November 26, 2014
This month US energy secretary Ernest Moniz announced the Department of Energy will spend $325m to research extreme-scale computing and build two new GPU-accelerated supercomputers. The goal: to put the nation on a fast-track to exascale computing, and thereby leading scientific research that addresses challenging issues in government, academia, and industry.
Horst Simon, deputy director of Lawrence Berkeley National Lab in California, US. Image courtesy Amber Harmon.
Moniz also announced funding awards, totaling $100m, for partnerships with HPC companies developing exascale technologies under the FastForward 2 program managed by Lawrence Livermore National Laboratory in California, US.
The combined spending comes at a critical juncture, as just last week the Organization for Economic Co-operation and Development (OECD) released its 2014 Science, Technology and Industry Outlook report. With research and development budgets in advanced economies not yet fully recovered from the 2008 economic crisis, China is on track to lead the world in R&D spending by 2019.
The DOE-sponsored collaboration of Oak Ridge, Argonne, and Lawrence Livermore (CORAL) national labs will ensure each is able to deploy a supercomputer expected to provide about five times the performance of today’s top systems.
The Summit supercomputer will outperform Titan, the Oak Ridge Leadership Computing Facility’s (OLCF) current flagship system. Research pursuits include combustion and climate science, as well as energy storage and nuclear power. “Summit builds on the hybrid multi-core architecture that the OLCF pioneered with Titan,” says Buddy Bland, director of the Summit project.
The other system, Sierra, will serve the National Nuclear Security Administration’s Advanced Simulation and Computing (ASC) program. “Sierra will allow us to begin laying the groundwork for exascale systems,” says Bob Meisner, ASC program head, “as the heterogeneous accelerated node architecture represents one of the most promising architectural paths.” Argonne is expected to finalize a contract for a system at a later date.

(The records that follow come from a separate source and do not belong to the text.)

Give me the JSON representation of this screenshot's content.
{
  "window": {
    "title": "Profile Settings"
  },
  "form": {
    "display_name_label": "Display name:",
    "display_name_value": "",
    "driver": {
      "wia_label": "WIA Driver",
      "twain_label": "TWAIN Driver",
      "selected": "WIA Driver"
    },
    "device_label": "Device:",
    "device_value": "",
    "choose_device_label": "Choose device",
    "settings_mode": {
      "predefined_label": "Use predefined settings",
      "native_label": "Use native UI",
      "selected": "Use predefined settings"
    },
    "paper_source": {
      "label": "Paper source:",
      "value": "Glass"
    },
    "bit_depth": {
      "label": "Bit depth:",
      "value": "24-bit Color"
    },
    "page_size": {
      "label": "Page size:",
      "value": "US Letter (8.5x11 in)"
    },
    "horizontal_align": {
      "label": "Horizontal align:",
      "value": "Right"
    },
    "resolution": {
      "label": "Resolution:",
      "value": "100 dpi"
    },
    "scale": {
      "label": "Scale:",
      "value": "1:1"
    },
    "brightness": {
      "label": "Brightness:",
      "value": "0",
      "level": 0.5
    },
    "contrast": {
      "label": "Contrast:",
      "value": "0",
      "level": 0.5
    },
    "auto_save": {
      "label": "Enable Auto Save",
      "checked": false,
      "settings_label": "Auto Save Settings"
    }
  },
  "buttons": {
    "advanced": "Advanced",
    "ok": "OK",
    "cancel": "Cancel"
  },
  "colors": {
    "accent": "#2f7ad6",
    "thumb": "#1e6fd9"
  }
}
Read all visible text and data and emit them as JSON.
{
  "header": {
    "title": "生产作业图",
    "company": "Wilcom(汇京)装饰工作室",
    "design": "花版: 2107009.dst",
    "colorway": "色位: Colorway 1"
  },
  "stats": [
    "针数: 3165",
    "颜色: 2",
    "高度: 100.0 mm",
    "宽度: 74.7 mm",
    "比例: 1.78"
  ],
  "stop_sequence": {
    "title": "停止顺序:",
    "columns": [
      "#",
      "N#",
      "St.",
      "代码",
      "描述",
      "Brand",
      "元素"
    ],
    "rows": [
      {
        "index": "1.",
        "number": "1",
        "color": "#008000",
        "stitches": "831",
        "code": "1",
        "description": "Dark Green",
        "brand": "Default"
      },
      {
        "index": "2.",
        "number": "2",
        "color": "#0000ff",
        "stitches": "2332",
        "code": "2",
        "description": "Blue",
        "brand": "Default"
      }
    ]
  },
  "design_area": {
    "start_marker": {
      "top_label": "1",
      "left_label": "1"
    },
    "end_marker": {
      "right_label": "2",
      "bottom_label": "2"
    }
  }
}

The announcements came just ahead of the 2014 International Conference for High Performance Computing, Networking, Storage and Analysis (SC14). Also ahead of SC14, organizers launched the HPC Matters campaign and announced the first HPC Matters plenary, aimed at sharing real stories about how HPC makes an everyday difference.
When asked why the US was pushing the HPC Matters initiative, conference advisor Wilfred Pinfold, director of research and advanced technology development at Intel Federal, focused on informing and educating a broader audience. “To a large extent, growth in the use of HPC — and the benefits that come from it — will develop as more people understand in detail those benefits.” Pinfold also noted the effort the US must make to continue to lead in HPC technology. “I think other countries are catching up and there is real competition ahead — all of which is good.”
The HPC domain is in many ways defined by two sometimes opposing drives: the push of international collaborations to solve fundamental societal issues, and the pull of national security, innovation, and economic competitiveness — a point that Horst Simon, deputy director of Lawrence Berkeley National Lab in California, US, says we shouldn’t shy away from. Simon participated in an SC14 panel discussion of international funding strategies for HPC software, noting issues the discipline needs to overcome.
“In principle all supercomputers are easily accessible worldwide. But while our openness as an international community in principal makes it easier, it is less of a necessity that we work out how to actually work together.” This results in very soft collaboration agreements, says Simon, that go nowhere without grassroots efforts by researchers who already have relationships and are interested in working together.
According to Irene Qualters, division director of advanced cyberinfrastructure at the US National Science Foundation, expectations are increasing. “The community we support is not only multidisciplinary and highly internationally collaborative, but researchers expect their work to have broad societal impact.” Collective motivation is so strong, Qualters notes, that we’re moving away from a history of bilateral agreements. “The ability to do multilateral and broader umbrella agreements is an important efficiency that we’re poised for.”